Dr. Robert Greenberg

"Linguistic Analysis and Investigations of Crimes Against Humanity in Bosnia: Confessions of a Protected Witness"
Wednesday, May 7, 2008 at 3:00 p.m. in the Marvin K. Peterson Library

 
Synopsis
 

What does theoretical linguistics have to do with a trial where the charges are genocide and crimes against humanity? In this talk, Robert Greenberg discusses his work as a dialectologist in the former Yugoslavia.

He became an expert on the speech of Serbs, Croats, Bosnian Muslims, and Montenegrins in the 1980s and after the wars of Yugoslav succession in the 1990s had the opportunity to apply this knowledge to assess crucial court evidence at the International Criminal Tribunal for the Former Yugoslavia.

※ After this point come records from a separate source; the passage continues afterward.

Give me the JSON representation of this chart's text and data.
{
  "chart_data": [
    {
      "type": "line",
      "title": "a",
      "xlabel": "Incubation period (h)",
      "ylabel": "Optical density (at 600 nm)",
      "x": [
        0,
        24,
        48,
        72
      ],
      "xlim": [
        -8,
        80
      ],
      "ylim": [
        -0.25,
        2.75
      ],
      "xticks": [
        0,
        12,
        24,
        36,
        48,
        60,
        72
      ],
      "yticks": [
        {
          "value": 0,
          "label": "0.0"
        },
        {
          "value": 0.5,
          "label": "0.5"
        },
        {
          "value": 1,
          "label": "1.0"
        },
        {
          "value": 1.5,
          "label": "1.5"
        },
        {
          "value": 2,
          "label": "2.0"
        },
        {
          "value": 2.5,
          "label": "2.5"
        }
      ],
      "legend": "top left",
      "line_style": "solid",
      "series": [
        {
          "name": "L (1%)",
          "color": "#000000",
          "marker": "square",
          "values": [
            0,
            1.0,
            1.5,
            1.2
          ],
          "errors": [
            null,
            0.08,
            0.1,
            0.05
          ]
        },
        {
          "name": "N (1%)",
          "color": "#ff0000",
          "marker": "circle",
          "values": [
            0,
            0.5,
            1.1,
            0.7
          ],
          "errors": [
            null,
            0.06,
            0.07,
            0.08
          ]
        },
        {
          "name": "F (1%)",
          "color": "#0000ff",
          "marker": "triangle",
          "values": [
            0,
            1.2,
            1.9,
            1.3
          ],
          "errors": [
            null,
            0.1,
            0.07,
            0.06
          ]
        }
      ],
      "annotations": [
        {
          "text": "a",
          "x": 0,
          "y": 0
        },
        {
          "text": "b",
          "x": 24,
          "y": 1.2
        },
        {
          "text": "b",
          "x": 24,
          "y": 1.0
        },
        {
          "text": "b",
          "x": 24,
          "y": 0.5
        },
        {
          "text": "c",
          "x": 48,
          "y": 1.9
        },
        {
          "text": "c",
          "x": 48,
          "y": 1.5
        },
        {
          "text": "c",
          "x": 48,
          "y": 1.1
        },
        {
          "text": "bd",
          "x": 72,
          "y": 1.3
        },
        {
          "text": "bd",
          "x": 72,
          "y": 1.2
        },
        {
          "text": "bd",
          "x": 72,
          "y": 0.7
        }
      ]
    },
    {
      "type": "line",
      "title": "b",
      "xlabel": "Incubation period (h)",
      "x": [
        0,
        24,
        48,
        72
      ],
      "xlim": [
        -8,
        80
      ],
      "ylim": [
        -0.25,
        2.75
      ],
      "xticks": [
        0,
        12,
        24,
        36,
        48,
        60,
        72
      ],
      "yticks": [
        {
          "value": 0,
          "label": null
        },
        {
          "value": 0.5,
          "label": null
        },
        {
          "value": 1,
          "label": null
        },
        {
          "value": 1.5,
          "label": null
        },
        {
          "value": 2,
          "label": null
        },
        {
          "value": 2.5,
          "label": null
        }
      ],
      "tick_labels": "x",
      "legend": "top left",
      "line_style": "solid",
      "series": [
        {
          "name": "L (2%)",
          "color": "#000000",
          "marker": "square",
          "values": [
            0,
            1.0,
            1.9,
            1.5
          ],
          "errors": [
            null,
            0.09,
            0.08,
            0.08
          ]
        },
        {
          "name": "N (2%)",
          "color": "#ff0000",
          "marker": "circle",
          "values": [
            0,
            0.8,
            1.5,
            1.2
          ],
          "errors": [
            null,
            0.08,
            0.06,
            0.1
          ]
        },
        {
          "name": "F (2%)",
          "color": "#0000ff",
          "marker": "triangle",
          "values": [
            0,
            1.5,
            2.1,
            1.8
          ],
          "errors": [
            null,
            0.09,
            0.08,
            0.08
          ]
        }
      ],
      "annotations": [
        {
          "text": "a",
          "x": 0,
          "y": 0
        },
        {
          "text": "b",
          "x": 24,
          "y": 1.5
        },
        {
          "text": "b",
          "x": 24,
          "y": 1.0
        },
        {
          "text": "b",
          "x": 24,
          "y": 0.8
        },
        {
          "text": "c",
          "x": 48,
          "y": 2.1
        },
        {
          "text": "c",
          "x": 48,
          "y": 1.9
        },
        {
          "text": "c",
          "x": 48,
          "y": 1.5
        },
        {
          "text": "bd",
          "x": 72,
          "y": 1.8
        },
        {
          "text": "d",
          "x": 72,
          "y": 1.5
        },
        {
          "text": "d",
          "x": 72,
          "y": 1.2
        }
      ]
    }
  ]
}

Come hear how linguistics and forensics intersect and how seemingly innocuous theoretical linguistic observations can serve to convict or absolve an accused war criminal.

 
Biographical Information
 

Robert Greenberg is the Associate Dean and a Professor in the College of Arts and Sciences at the University of New Haven as well as a Professor (Adjunct) in the Department of Slavic Languages and Literatures at Yale University. He received his Ph.D. from Yale University in 1991, and has taught at Yale (1991-1992), Georgetown University (1992-1994) and the University of North Carolina at Chapel Hill (1994-2003).

He is a specialist in South Slavic languages and linguistics, and has worked primarily on sociolinguistic issues in the former Yugoslavia. He has explored issues of language, nationalism, and ethnic identity both in Tito's Yugoslavia and in the years following Yugoslavia's breakup.

His publications include numerous books and articles on South Slavic and Balkan Slavic topics, including Language and Identity in the Balkans (Oxford University Press, 2004, second revised and expanded edition forthcoming in 2008), "Language, Nationalism, and the Yugoslav Successor States" (book chapter, 2001), "Language and the National Idea" (Prilozi na MANU, 2001), "Language Politics in the Federal Republic of Yugoslavia: The Crisis Over the Future of Serbian" (Slavic Review, 2000), "Dialects and Ethnicity in the Former Yugoslavia: The Case of Southern Baranja (Croatia)" (Slavic and East European Journal, 1998), "The Politics of Dialects Among Serbs, Croats, and Muslims in the Former Yugoslavia" (East European Politics and Societies, 1996), and The Balkan Slavic Appellative (Lincom Europa, 1996).

In 1999, Dr. Greenberg was a research fellow at the Woodrow Wilson International Center for Scholars, and in 2001 he was a Fulbright Senior Scholar in Macedonia. His book, Language and Identity in the Balkans, received an award for the best book in Slavic Linguistics from the American Association of Teachers of Slavic and East European Languages in 2005.